Hizmet sektöründe kadın işgücü oranı yüzde 57.5 ile en önde yer alıyor. Kadınlar, ilmi ve teknik elemanlık alanında çalışanların yüzde 24’ünü, üst kademe yöneticisi olarak çalışanların yüzde 1’ini, idari personel olarak çalışanların yüzde 23’ünü, ticaret ve satış personeli olarak çalışanların yüzde 4’ünü, hizmet işçisi olarak çalışanların yüzde 13’ünü, tarım sektöründe çalışanların yüzde 9’unu oluşturuyor. Tarım dışı üretim işçisi olarak çalışanların arasında kadınların oranı ise yüzde 25 düzeyinde bulunuyor.

Araştırmaya göre, dünya genelinde ve Türkiye’de aynı iş için erkeklerden yüzde 25 daha az ücret alan kadınlar, çocuk bakımı ve ev işleri içinse erkeklere oranla beş kat daha fazla vakit harcıyor. Kadınların, okuma yazma bilen nüfus içindeki payı yüzde 44.2 olarak gerçekleşirken, üniversite mezunu kadınların nüfusa oranı yüzde 3.2’de kalıyor.
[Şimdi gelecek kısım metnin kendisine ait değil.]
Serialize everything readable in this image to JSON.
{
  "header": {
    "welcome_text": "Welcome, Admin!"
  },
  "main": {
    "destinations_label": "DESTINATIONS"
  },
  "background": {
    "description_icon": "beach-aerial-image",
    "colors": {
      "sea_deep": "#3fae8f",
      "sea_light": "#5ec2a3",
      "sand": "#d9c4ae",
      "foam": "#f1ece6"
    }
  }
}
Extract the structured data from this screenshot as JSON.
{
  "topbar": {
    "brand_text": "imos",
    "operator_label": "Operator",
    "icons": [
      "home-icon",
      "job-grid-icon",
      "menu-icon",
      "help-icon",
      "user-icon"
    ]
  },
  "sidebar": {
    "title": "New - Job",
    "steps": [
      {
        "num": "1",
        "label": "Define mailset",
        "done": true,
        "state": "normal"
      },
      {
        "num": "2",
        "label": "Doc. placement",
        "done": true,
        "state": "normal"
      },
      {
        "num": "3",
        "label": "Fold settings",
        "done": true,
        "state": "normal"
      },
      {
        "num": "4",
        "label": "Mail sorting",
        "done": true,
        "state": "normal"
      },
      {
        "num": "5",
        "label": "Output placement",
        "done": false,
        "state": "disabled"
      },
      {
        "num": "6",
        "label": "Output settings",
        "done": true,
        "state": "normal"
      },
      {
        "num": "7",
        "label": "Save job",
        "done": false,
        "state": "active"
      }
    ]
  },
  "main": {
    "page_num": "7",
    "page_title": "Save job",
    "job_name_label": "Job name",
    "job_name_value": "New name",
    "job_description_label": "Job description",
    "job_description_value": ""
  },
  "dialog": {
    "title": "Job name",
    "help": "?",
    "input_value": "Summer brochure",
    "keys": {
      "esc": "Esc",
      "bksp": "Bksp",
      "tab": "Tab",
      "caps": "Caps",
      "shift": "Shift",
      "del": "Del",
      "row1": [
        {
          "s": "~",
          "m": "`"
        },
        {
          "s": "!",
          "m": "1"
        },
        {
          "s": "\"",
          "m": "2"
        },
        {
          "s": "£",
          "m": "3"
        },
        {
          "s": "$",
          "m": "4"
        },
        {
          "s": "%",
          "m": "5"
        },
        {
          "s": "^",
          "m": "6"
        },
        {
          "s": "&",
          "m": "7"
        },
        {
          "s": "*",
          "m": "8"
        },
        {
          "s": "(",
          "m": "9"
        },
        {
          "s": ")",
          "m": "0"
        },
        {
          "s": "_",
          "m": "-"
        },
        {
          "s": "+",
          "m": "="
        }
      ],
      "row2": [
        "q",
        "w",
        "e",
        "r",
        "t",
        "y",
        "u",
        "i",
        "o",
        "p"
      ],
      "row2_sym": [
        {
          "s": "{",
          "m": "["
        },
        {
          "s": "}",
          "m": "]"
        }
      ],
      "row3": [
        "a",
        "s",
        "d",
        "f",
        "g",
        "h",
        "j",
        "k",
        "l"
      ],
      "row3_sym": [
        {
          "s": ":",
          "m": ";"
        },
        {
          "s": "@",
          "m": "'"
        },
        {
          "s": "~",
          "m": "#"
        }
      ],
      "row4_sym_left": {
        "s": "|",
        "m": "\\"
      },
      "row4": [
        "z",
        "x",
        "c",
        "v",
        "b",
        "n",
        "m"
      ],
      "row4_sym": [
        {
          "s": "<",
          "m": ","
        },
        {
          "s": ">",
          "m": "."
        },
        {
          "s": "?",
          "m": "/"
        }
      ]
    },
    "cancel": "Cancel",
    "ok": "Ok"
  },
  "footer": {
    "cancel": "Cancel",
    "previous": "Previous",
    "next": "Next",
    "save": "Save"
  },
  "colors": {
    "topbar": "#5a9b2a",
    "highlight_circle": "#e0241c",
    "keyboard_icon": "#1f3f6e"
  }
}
EVLiLiK VE ÇOCUK SAHiBi OLMAK iS HAYATINI ETKiLiYOR

Türkiye’de çalışan kadına yönelik korumacı kanunlar, doğum ve doğum sonrası izin, süt emzirme izni ve kreş ve yuva sağlanabilirliğiyle sınırlı bulunuyor. Evlilik ve çocuk sahibi olma, kadınların çalışma yaşamında belirleyici rol oynuyor. Çocuk sayısındaki artışa rağmen kadının çalışmak zorunda olması, annenin fiziksel ve ruhsal olarak yıpranmasına, iş veriminin düşmesine ve iş kazalarına yol açabiliyor. Evlilik ve doğum, kadın işçilerin işten ayrılma nedenlerinin yüzde 70‘ini, işverenin işten çıkarma nedenlerinin de yüzde 20‘sini oluşturuyor.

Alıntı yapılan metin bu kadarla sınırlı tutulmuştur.